SchlagerPlanet: Hast Du das Lied neu arrangiert oder sonstwie verändert?
Nicole: Ja, ich habe es nochmal neu eingesungen. So wie alle Titel. „Merci, Chérie“ ist aus den 60ern, das musst du heute anders arrangieren, mit heutigem Sound. Und ich habe ja mit den Brüdern Koppehele die besten Soundtüftler überhaupt in Europa. Die beiden waren sofort Feuer und Flamme für das Projekt. Bei „Ding-a-Dong“ im neuen Sound hält einen nichts mehr auf dem Po, du musst einfach aufstehen und mittanzen. Ein gutes Lied bleibt ein gutes Lied. Es funktioniert auch, wenn du es nach 60 Jahren noch einmal neu aufnimmst. Wenn der Song gut ist, ist es wurscht, wie er damals geklungen hat, es wird wieder funktionieren.
Nicoles 35-jähriges ESC-Jubiläum
SchlagerPlanet: Planst Du etwas zum 35-jährigen Jubiläum Deines ESC-Sieges?
Nicole: Eigentlich nicht. Für mich ist das neue Album dieses Jubiläum. Meine 35 Jahre Grand-Prix-Geschichte habe ich ja auch zum Anlass genommen, das Album jetzt zu veröffentlichen. Eine Tournee ist bis jetzt nicht geplant. Es ist einfach ein außergewöhnliches Album, das jetzt mal stattfindet.
SchlagerPlanet: Wenn du zurückblickst auf die letzten 35 Jahre, würdest Du etwas anders machen?
Nicole: Nein. Je ne regrette rien. Nix.
SchlagerPlanet: Bist Du in diesem Jahr beim ESC dabei?
Nicole: Ich werde am 13. Mai in Hamburg auf der Reeperbahn mit einem Medley der ESC-Titel von dem Album auftreten. Ansonsten denke ich schon an das nächste Album und sammle Ideen.
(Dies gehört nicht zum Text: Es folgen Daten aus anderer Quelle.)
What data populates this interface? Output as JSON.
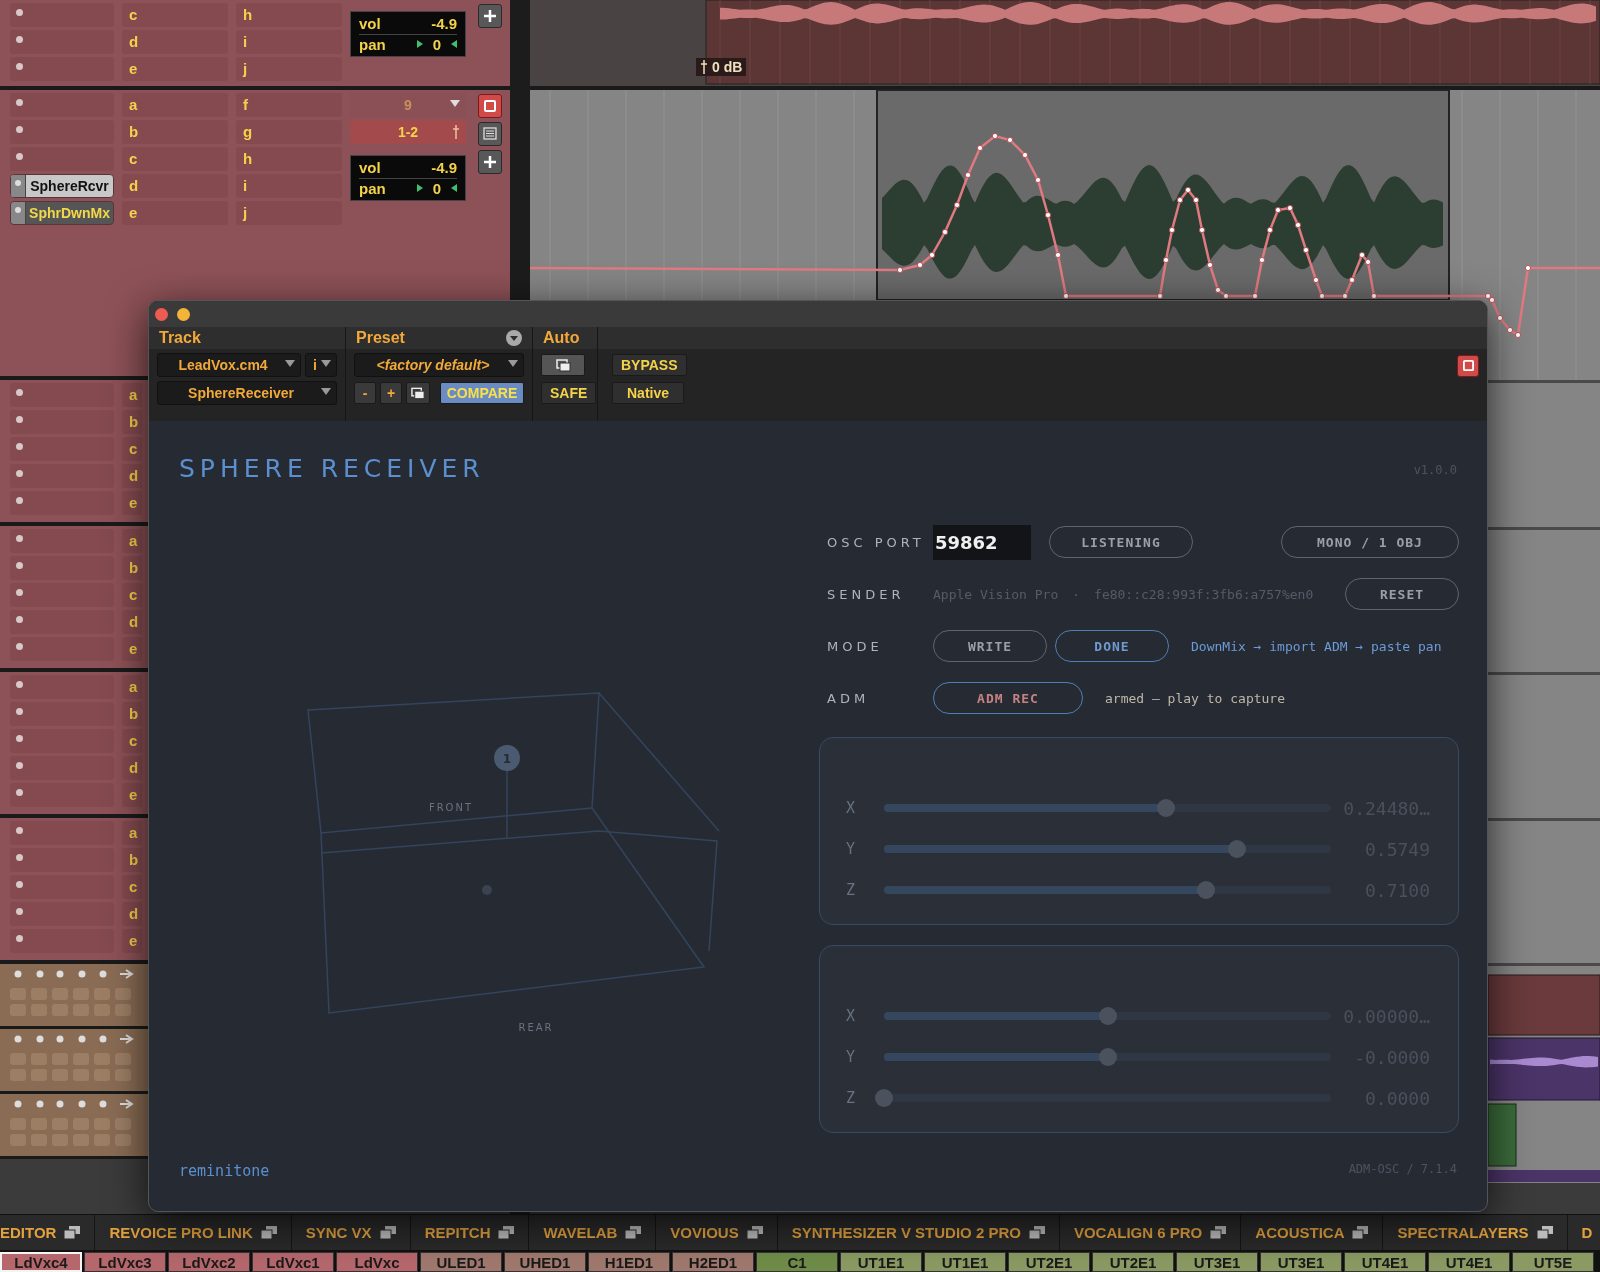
{
  "mixer": {
    "groups": [
      {
        "inserts": [
          {
            "kind": "empty"
          },
          {
            "kind": "empty"
          },
          {
            "kind": "empty"
          }
        ],
        "column_2": [
          "c",
          "d",
          "e"
        ],
        "column_3": [
          "h",
          "i",
          "j"
        ],
        "meter": {
          "vol_label": "vol",
          "vol": "-4.9",
          "pan_label": "pan",
          "pan": "0"
        },
        "buttons": [
          {
            "kind": "add"
          }
        ]
      },
      {
        "inserts": [
          {
            "kind": "empty"
          },
          {
            "kind": "empty"
          },
          {
            "kind": "empty"
          },
          {
            "kind": "plugin",
            "name": "SphereRcvr",
            "selected": true
          },
          {
            "kind": "plugin",
            "name": "SphrDwnMx",
            "selected": false
          }
        ],
        "column_2": [
          "a",
          "b",
          "c",
          "d",
          "e"
        ],
        "column_3": [
          "f",
          "g",
          "h",
          "i",
          "j"
        ],
        "input": "9",
        "output": "1-2",
        "meter": {
          "vol_label": "vol",
          "vol": "-4.9",
          "pan_label": "pan",
          "pan": "0"
        },
        "buttons": [
          {
            "kind": "record"
          },
          {
            "kind": "comment"
          },
          {
            "kind": "add"
          }
        ]
      },
      {
        "inserts": [
          {
            "kind": "empty"
          },
          {
            "kind": "empty"
          },
          {
            "kind": "empty"
          },
          {
            "kind": "empty"
          },
          {
            "kind": "empty"
          }
        ],
        "column_2": [
          "a",
          "b",
          "c",
          "d",
          "e"
        ]
      },
      {
        "inserts": [
          {
            "kind": "empty"
          },
          {
            "kind": "empty"
          },
          {
            "kind": "empty"
          },
          {
            "kind": "empty"
          },
          {
            "kind": "empty"
          }
        ],
        "column_2": [
          "a",
          "b",
          "c",
          "d",
          "e"
        ]
      },
      {
        "inserts": [
          {
            "kind": "empty"
          },
          {
            "kind": "empty"
          },
          {
            "kind": "empty"
          },
          {
            "kind": "empty"
          },
          {
            "kind": "empty"
          }
        ],
        "column_2": [
          "a",
          "b",
          "c",
          "d",
          "e"
        ]
      },
      {
        "inserts": [
          {
            "kind": "empty"
          },
          {
            "kind": "empty"
          },
          {
            "kind": "empty"
          },
          {
            "kind": "empty"
          },
          {
            "kind": "empty"
          }
        ],
        "column_2": [
          "a",
          "b",
          "c",
          "d",
          "e"
        ]
      }
    ]
  },
  "timeline": {
    "clip_gain": "0 dB"
  },
  "plugin": {
    "header": {
      "track_label": "Track",
      "preset_label": "Preset",
      "auto_label": "Auto",
      "track_name": "LeadVox.cm4",
      "insert_letter": "i",
      "plugin_name": "SphereReceiver",
      "preset": "<factory default>",
      "preset_minus": "-",
      "preset_plus": "+",
      "compare": "COMPARE",
      "safe": "SAFE",
      "bypass": "BYPASS",
      "native": "Native"
    },
    "title": "SPHERE RECEIVER",
    "version": "v1.0.0",
    "scene": {
      "object_label": "1",
      "front_label": "FRONT",
      "rear_label": "REAR"
    },
    "osc_port": {
      "label": "OSC PORT",
      "value": "59862",
      "status": "LISTENING",
      "format": "MONO / 1 OBJ"
    },
    "sender": {
      "label": "SENDER",
      "device": "Apple Vision Pro",
      "separator": "·",
      "address": "fe80::c28:993f:3fb6:a757%en0",
      "reset": "RESET"
    },
    "mode": {
      "label": "MODE",
      "options": [
        {
          "label": "WRITE",
          "selected": false
        },
        {
          "label": "DONE",
          "selected": true
        }
      ],
      "hint": "DownMix → import ADM → paste pan"
    },
    "adm": {
      "label": "ADM",
      "button": "ADM REC",
      "armed": true,
      "status": "armed — play to capture"
    },
    "panels": [
      {
        "sliders": [
          {
            "axis": "X",
            "level": 0.63,
            "reading": "0.24480…"
          },
          {
            "axis": "Y",
            "level": 0.79,
            "reading": "0.5749"
          },
          {
            "axis": "Z",
            "level": 0.72,
            "reading": "0.7100"
          }
        ]
      },
      {
        "sliders": [
          {
            "axis": "X",
            "level": 0.5,
            "reading": "0.00000…"
          },
          {
            "axis": "Y",
            "level": 0.5,
            "reading": "-0.0000"
          },
          {
            "axis": "Z",
            "level": 0,
            "reading": "0.0000"
          }
        ]
      }
    ],
    "brand": "reminitone",
    "footer": "ADM-OSC / 7.1.4"
  },
  "window_tabs": [
    "EDITOR",
    "REVOICE PRO LINK",
    "SYNC VX",
    "REPITCH",
    "WAVELAB",
    "VOVIOUS",
    "SYNTHESIZER V STUDIO 2 PRO",
    "VOCALIGN 6 PRO",
    "ACOUSTICA",
    "SPECTRALAYERS",
    "D"
  ],
  "clip_names": [
    {
      "name": "LdVxc4",
      "selected": true,
      "color": "#b5676c"
    },
    {
      "name": "LdVxc3",
      "selected": false,
      "color": "#b5676c"
    },
    {
      "name": "LdVxc2",
      "selected": false,
      "color": "#b5676c"
    },
    {
      "name": "LdVxc1",
      "selected": false,
      "color": "#b5676c"
    },
    {
      "name": "LdVxc",
      "selected": false,
      "color": "#b5676c"
    },
    {
      "name": "ULED1",
      "selected": false,
      "color": "#a0786e"
    },
    {
      "name": "UHED1",
      "selected": false,
      "color": "#a0786e"
    },
    {
      "name": "H1ED1",
      "selected": false,
      "color": "#a0786e"
    },
    {
      "name": "H2ED1",
      "selected": false,
      "color": "#a0786e"
    },
    {
      "name": "C1",
      "selected": false,
      "color": "#6f8c48"
    },
    {
      "name": "UT1E1",
      "selected": false,
      "color": "#8a9a62"
    },
    {
      "name": "UT1E1",
      "selected": false,
      "color": "#8a9a62"
    },
    {
      "name": "UT2E1",
      "selected": false,
      "color": "#8a9a62"
    },
    {
      "name": "UT2E1",
      "selected": false,
      "color": "#8a9a62"
    },
    {
      "name": "UT3E1",
      "selected": false,
      "color": "#8a9a62"
    },
    {
      "name": "UT3E1",
      "selected": false,
      "color": "#8a9a62"
    },
    {
      "name": "UT4E1",
      "selected": false,
      "color": "#8a9a62"
    },
    {
      "name": "UT4E1",
      "selected": false,
      "color": "#8a9a62"
    },
    {
      "name": "UT5E",
      "selected": false,
      "color": "#8a9a62"
    }
  ]
}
SchlagerPlanet: Liebe Nicole, wir danken Dir für das Gespräch!
Nicole kehrt mit „12 Punkte!“ zurück zum ESC
Nicole lässt auf ihrem neuen Album „12 Punkte!“ den Glanz des Eurovision Song Contest wieder aufleben und versammelt ihre liebsten Siegertitel aus über 60 Jahren ESC-Geschichte.